株式移転をすることにより、完全親会社と完全子会社の関係が築かれるため、グループ企業のホールディングス化の際になどよく用いられます。

株式移転計画の作成

株式会社が、株式移転をする場合には、株式移転計画を作成しなければなりません。株式移転計画には、次に掲げるような事項について定めなければなりません。

株式移転計画に定めなければならない事項(例
①完全親会社の目的、商号、本店所在地及び発行可能株式総数
②①の他、完全親会社の定款で定める事項
③完全親会社の設立時取締役等の氏名
④完全親会社が株式移転に際して完全子会社の株主に対して交付するその株式に代わる完全親会社の株式の数又はその数の算定方法、完全親会社の資本金に関する事項
⑤完全親会社が株式移転に際して完全子会社の株主に対してその株式に代わる完全親会社の社債等を交付するときは、当該社債等に関する事項
⑥完全親会社が株式移転に際して完全子会社の新株予約権の新株予約権者に対して当該新株予約権に代わる完全親会社の新株予約権を交付するときは、当該新株予約権に関する事項

株式移転による完全子会社の手続きについて

株式移転の手続きは完全子会社において以下のような手順を踏んでいくために、すぐに株式移転を行うことはできません。最短でも2ケ月程度はかかると思っておいた方が良いでしょう。

 

  完全子会社の手続き
承認決議権限

原則:株主総会の特別決議

例外①株式移転をする株式会社が種類株式発行以外の公開会社であり、かつ、当該株式会社の株主に対して交付する金銭等の全部又は一部が譲渡制限株式等である場合は株主総会の特殊決議が必要。

②完全子会社が種類株式発行会社である場合において、完全子会社の株主に対して交付する完全親会社の株式等の全部又は一部が譲渡制限株式等であるときは、当該譲渡制限株式等の割当を受ける種類の株式の種類株主総会の特殊決議が必要。
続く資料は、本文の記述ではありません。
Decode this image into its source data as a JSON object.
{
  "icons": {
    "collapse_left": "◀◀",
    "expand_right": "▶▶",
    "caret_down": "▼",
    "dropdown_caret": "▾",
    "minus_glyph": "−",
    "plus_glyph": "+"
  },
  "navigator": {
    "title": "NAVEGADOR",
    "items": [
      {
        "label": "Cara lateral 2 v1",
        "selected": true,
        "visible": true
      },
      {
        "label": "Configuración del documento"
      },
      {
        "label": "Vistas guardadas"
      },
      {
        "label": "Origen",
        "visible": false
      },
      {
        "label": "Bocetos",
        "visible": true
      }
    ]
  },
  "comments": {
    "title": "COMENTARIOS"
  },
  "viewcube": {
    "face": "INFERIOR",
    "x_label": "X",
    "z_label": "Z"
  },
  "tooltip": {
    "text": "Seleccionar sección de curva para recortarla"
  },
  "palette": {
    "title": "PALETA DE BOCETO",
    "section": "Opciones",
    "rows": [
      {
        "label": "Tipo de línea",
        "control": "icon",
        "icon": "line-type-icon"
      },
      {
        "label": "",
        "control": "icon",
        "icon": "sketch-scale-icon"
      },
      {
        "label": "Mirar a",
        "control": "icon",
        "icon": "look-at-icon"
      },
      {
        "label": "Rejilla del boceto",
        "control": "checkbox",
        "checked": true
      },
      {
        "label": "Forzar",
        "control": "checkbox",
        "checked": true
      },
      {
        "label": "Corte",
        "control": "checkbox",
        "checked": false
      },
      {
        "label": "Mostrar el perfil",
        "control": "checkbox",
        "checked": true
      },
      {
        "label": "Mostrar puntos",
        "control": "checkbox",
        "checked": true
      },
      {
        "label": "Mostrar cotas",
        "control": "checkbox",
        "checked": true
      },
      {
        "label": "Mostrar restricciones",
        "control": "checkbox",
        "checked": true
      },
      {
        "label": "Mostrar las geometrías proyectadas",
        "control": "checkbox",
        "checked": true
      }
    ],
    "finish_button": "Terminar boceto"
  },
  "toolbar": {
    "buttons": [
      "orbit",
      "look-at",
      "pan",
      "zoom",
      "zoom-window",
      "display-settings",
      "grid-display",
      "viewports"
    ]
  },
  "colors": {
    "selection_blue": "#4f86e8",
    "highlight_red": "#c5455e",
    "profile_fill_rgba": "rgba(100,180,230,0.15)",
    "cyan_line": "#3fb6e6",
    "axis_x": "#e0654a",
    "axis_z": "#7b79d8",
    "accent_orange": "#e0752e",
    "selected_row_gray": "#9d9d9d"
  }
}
③株式移転により、特定の種類株主に損害を及ぼすおそれがあるときは、定款に別段の定めがなり限り、当該種類の株式の種類株主総会の特別決議が必要。

※株式移転には、吸収分割や吸収合併、株式交換などにあるような簡易手続き又は略式手続きが法定されていません。

 

債権者保護手続

株式移転計画新株予約権が新株予約権付社債に付された新株予約権である場合には、次に掲げるような事項を官報に公告し、かつ、知れている債権者には各別に催告しなければなりません。(但し、定款で公告方法を日刊新聞紙や電子公告と定めているときは、官報公告に加えて定款の公告方法による公告を行うことで、各別の催告を省略できる)

(1)株式移転をする旨

(2)他の完全子会社及び完全親会社の商号及び住所

(3)完全子会社のの計算書類に関する事項として定めるもの(貸借対照表の要旨)

(4)債権者が一定の期間内(1か月以下は不可)に異議を述べることができる旨

 

書面の備置

事前備置

完全子会社は、株式移転計画等の事前開示書類を以下の最も早い日から、本店に備え置くことが必要(効力発生日から6ヶ月経過するまで)

●株主総会の2週間前

●反対株主への公告または通知の日

●債権者程手続きの公告または通知の日

●新株予約権に関する公告または通知の日

事後備置

完全親会社及び完全子会社ともに、設立登記から6ヶ月経過するまで、以下のような事項を記載した事後開示書類を本店に備え置くことが必要

●効力発生日

●反対株主の株式買取請求の経過

●移転株式数

 

株式提供及び新株予約権提供公告

株券提供公告

株券発行会社であるときは、株式移転の効力が生ずる日までに当該会社に対し全部の株式に係る株券を提供しなければならない旨を公告し、かつ、当該株主及び質権者には、各別催告をしなければなりません。(株券提出日の1ヶ月前までに)

新株予約権証券提供公告

新株予約権証券を発行しているときは、株式移転の効力が生ずる日までに当該会社に対し新株予約権証券を提出しなければならない旨を公告し、かつ、新株予約権者または質権者には、各別催告をしなければなりません。(新株予約権提出日の1ヶ月前までに)

 

登記申請の添付書類

●株式移転計画書

●定款

●株式移転計画を承認した株主総会議事録

●完全親会社の取締役等の就任を承諾したことを証する書面

●完全子会社の債権者保護手続書面

●資本金の計上に関する証明書

●株主リスト  等

反対株主の株式買取請求

株式移転をする場合には、反対株主は完全子会社に対して、自己の有する株式を公正な価格で買い取ることを請求することができます。

反対株主とは、以下の者を指します。

  • 株主総会(種類株主総会決議を要する場合は、種類株主総会を含む)に先立って株式移転に反対する旨を当該完全子会社に通知し、かつ、当該株主総会において株式移転に反対した株主
  • 当該株主総会において議決権を行使することができない株主

完全子会社は、株式移転計画の承認決議をした株主総会の日から2週間以内に、反対株主に対し、株式移転をする旨並びに他の完全子会社及び完全親会社の商号、住所を通知するか公告しなければなりません。

株式移転の効力発生日

株式移転をしたときは、完全親会社については、設立登記の申請が必要となります。株式移転は、完全親会社の設立の日に株式移転の効果が生じることとされていますので、完全親会社の設立登記の日をもって効力が生じます。※公証役場による定款認証は不要です。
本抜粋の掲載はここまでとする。